Rust: Stable + nightly toolchain bpf-linker: cargo +nightly install bpf-linker Linux kernel: >= 5.8 with BTF support (for eBPF) Capabilities: CAP_BPF, CAP_NET_ADMIN, CAP_PERFMON

Quick Start Build

Install bpf-linker (one-time)

cargo +nightly install bpf-linker

Build everything (eBPF + userspace)

cargo xtask build Run

Requires root for eBPF attachment

sudo ./target/debug/ayaflow --interface eth0 Verify curl http://localhost:3000/api/health curl http://localhost:3000/metrics CLI Options

Flag Description Default

-i, --interface Network interface to attach eBPF on eth0

-p, --port API server port 3000

--db-path SQLite database path traffic.db

--connection-timeout Stale connection cleanup (seconds) 60

--data-retention Auto-delete packets older than (seconds) disabled

--aggregation-window Aggregate events per window (seconds) 0 (off)

--allowed-ips CIDR(s) allowed to access the API unrestricted

-c, --config Path to YAML config file

-q, --quiet Suppress non-error logs false

--deep-inspect Enable DNS + TLS SNI domain extraction false

Kubernetes Deployment Deploy as a DaemonSet (see k8s/daemonset.yaml): kubectl apply -f k8s/daemonset.yaml The DaemonSet uses hostNetwork: true and mounts /sys/fs/bpf. Prometheus scrape annotations are included by default. Resource Recommendations resources: requests: memory: "32Mi" cpu: "50m" limits: memory: "128Mi" cpu: "500m" API Reference

Endpoint Method Description

/api/health GET Health check with basic counters

/api/stats GET Uptime, throughput, connection counts

/api/live GET Top 50 active connections by packet count

/api/history?limit=N GET Recent packets from SQLite (max 1000)

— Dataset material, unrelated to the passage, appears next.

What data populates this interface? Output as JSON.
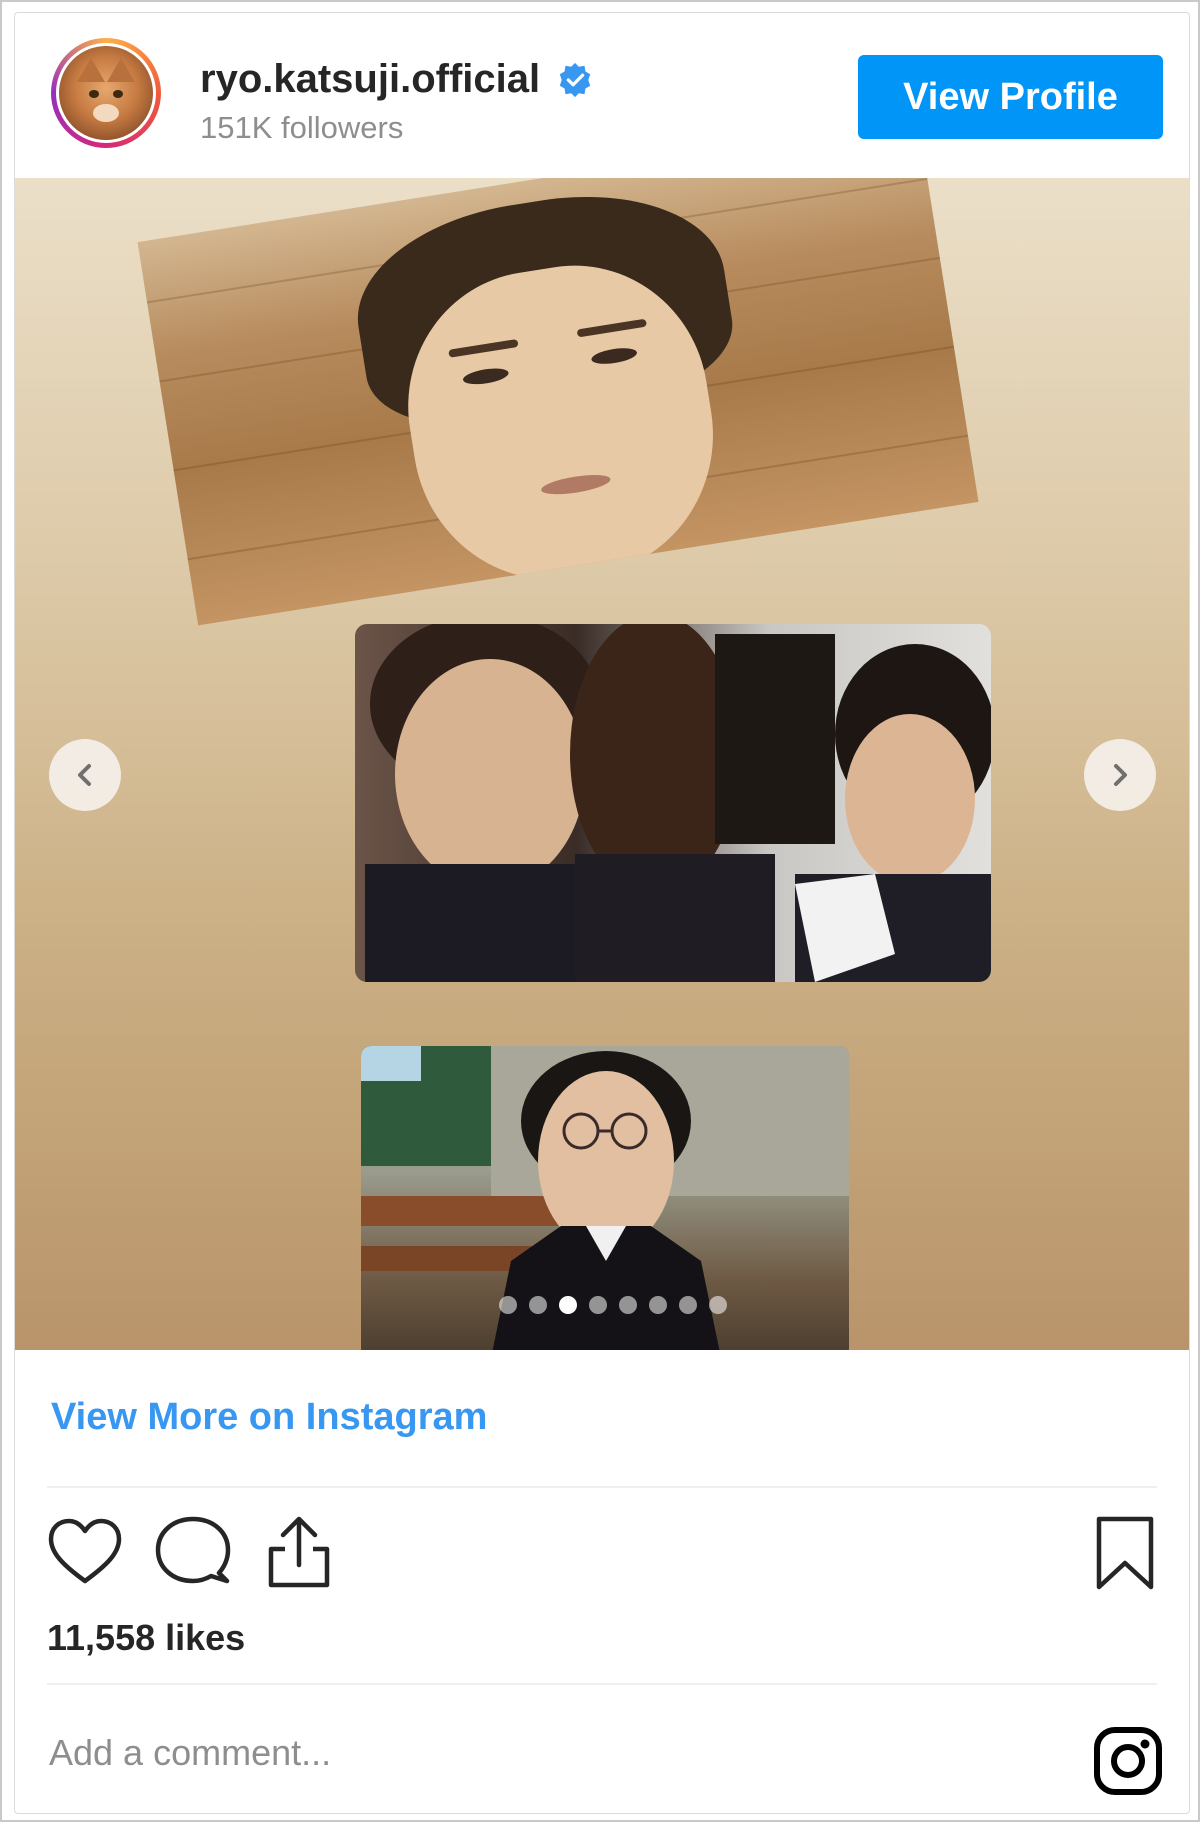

/api/stream WS WebSocket push of stats every 1s

/metrics GET Prometheus text-format metrics

Project Structure ayaflow-common/ # Shared types (no_std, used by both kernel and userspace) ayaflow-ebpf/ # eBPF kernel program (TC classifier) ayaflow/ # Userspace agent (Aya loader + Tokio + Axum) xtask/ # Build orchestration (cargo xtask) k8s/ # Kubernetes DaemonSet manifest

Performance & Footprint Measured on a minimal VM (Ubuntu 24.04, 2 vCPU, 2 GB RAM):

Metric Value

Userspace RSS (steady-state) ~33 MB

eBPF program (xlated) 784 B

eBPF program (JIT-compiled) 576 B

eBPF program memlock 4 KB

EVENTS ring buffer 256 KB

PAYLOAD_EVENTS ring buffer 256 KB (only used when --deep-inspect is on)

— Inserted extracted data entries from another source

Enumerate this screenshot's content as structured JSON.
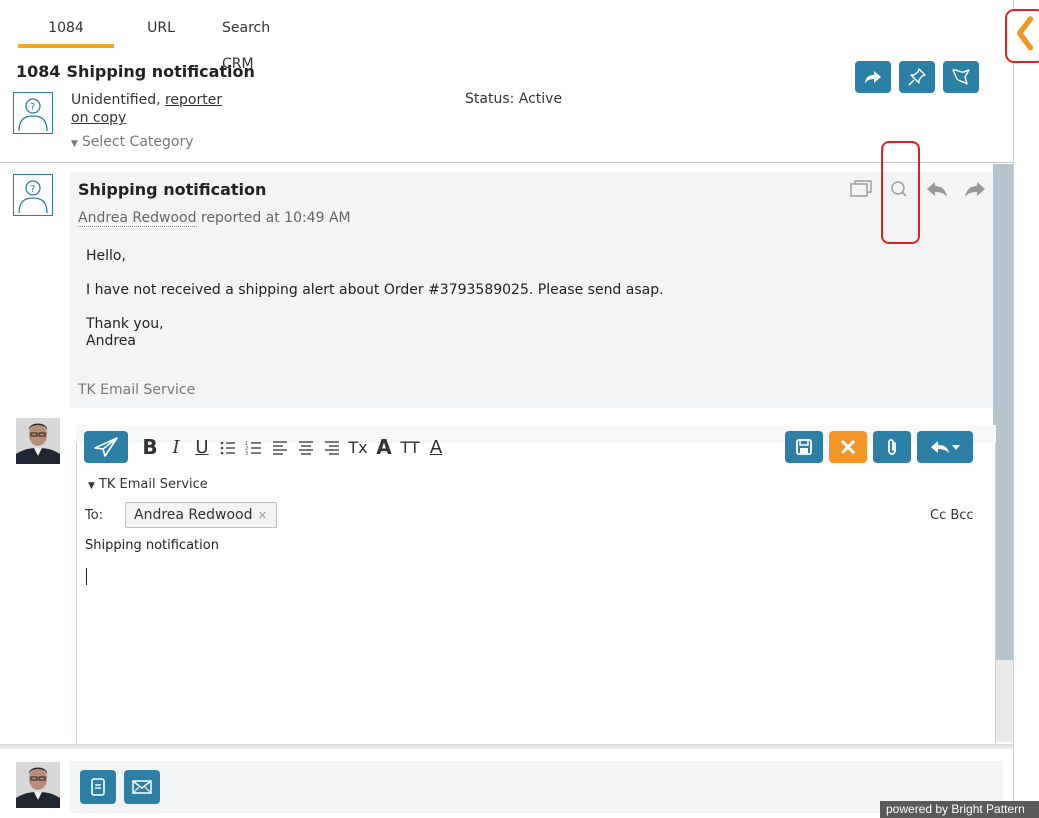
{
  "tabs": [
    {
      "label": "1084"
    },
    {
      "label": "URL"
    },
    {
      "label": "Search CRM"
    }
  ],
  "case": {
    "id": "1084",
    "title": "Shipping notification",
    "customer": "Unidentified,",
    "reporter_link": "reporter",
    "on_copy_link": "on copy",
    "status": "Status: Active",
    "category_placeholder": "Select Category"
  },
  "message": {
    "title": "Shipping notification",
    "author": "Andrea Redwood",
    "reported": "reported at 10:49 AM",
    "greeting": "Hello,",
    "body": "I have not received a shipping alert about Order #3793589025. Please send asap.",
    "closing": "Thank you,",
    "name": "Andrea",
    "signature": "TK Email Service"
  },
  "editor": {
    "from": "TK Email Service",
    "to_label": "To:",
    "to_recipient": "Andrea Redwood",
    "chip_remove": "×",
    "cc_bcc": "Cc Bcc",
    "subject": "Shipping notification",
    "format_buttons": {
      "bold": "B",
      "italic": "I",
      "underline": "U",
      "clear": "Tx",
      "font": "A",
      "size": "TT",
      "color": "A"
    }
  },
  "footer": {
    "powered": "powered by Bright Pattern"
  },
  "colors": {
    "accent_teal": "#2c7fa5",
    "accent_orange": "#f39527",
    "highlight_red": "#e0211f",
    "tab_underline": "#f5a623"
  },
  "icons": [
    "forward-icon",
    "pin-icon",
    "flag-icon",
    "screens-icon",
    "search-icon",
    "reply-icon",
    "send-icon",
    "save-icon",
    "close-icon",
    "attachment-icon",
    "note-icon",
    "mail-icon",
    "chevron-left-icon"
  ]
}
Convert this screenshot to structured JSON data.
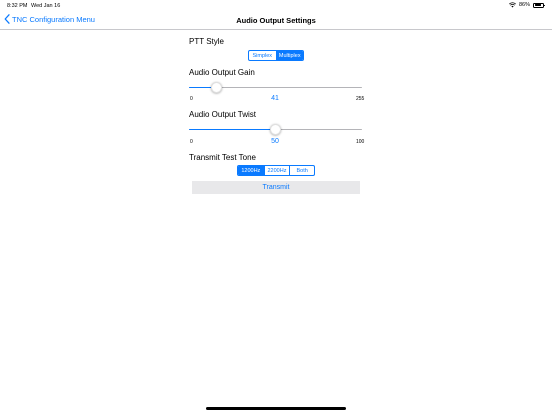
{
  "status": {
    "time": "8:32 PM",
    "date": "Wed Jan 16",
    "battery": "86%",
    "battery_level": 0.86
  },
  "nav": {
    "back_label": "TNC Configuration Menu",
    "title": "Audio Output Settings"
  },
  "ptt": {
    "title": "PTT Style",
    "options": [
      "Simplex",
      "Multiplex"
    ],
    "selected": 1
  },
  "gain": {
    "title": "Audio Output Gain",
    "min": "0",
    "max": "255",
    "value": "41",
    "min_value": 0,
    "max_value": 255,
    "current": 41
  },
  "twist": {
    "title": "Audio Output Twist",
    "min": "0",
    "max": "100",
    "value": "50",
    "min_value": 0,
    "max_value": 100,
    "current": 50
  },
  "tone": {
    "title": "Transmit Test Tone",
    "options": [
      "1200Hz",
      "2200Hz",
      "Both"
    ],
    "selected": 0
  },
  "transmit": {
    "label": "Transmit"
  },
  "colors": {
    "accent": "#0a7aff",
    "button_bg": "#e8e8ea"
  }
}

Ring buffer memlock ~270 KB (540 KB with deep inspect)

Memory growth over time None observed (stable RSS)

The eBPF classifier is verified loaded via bpftool: $ sudo bpftool prog show name ayaflow 430: sched_cls name ayaflow tag 0dabf78b3d068075 gpl loaded_at 2026-02-16T16:38:12+0100 uid 0 xlated 784B jited 576B memlock 4096B map_ids 76

Tested On

OS: Ubuntu 24.04 LTS (aarch64) Kernel: 6.x with BTF support Hardware: 2 vCPU, 2 GB RAM (Lima VM) Rust: nightly toolchain + bpf-linker

License This project is licensed under either of:

Apache License, Version 2.0 MIT license

at your option. The eBPF kernel components (ayaflow-ebpf) are licensed under GPL to ensure compatibility with the Linux kernel verifier.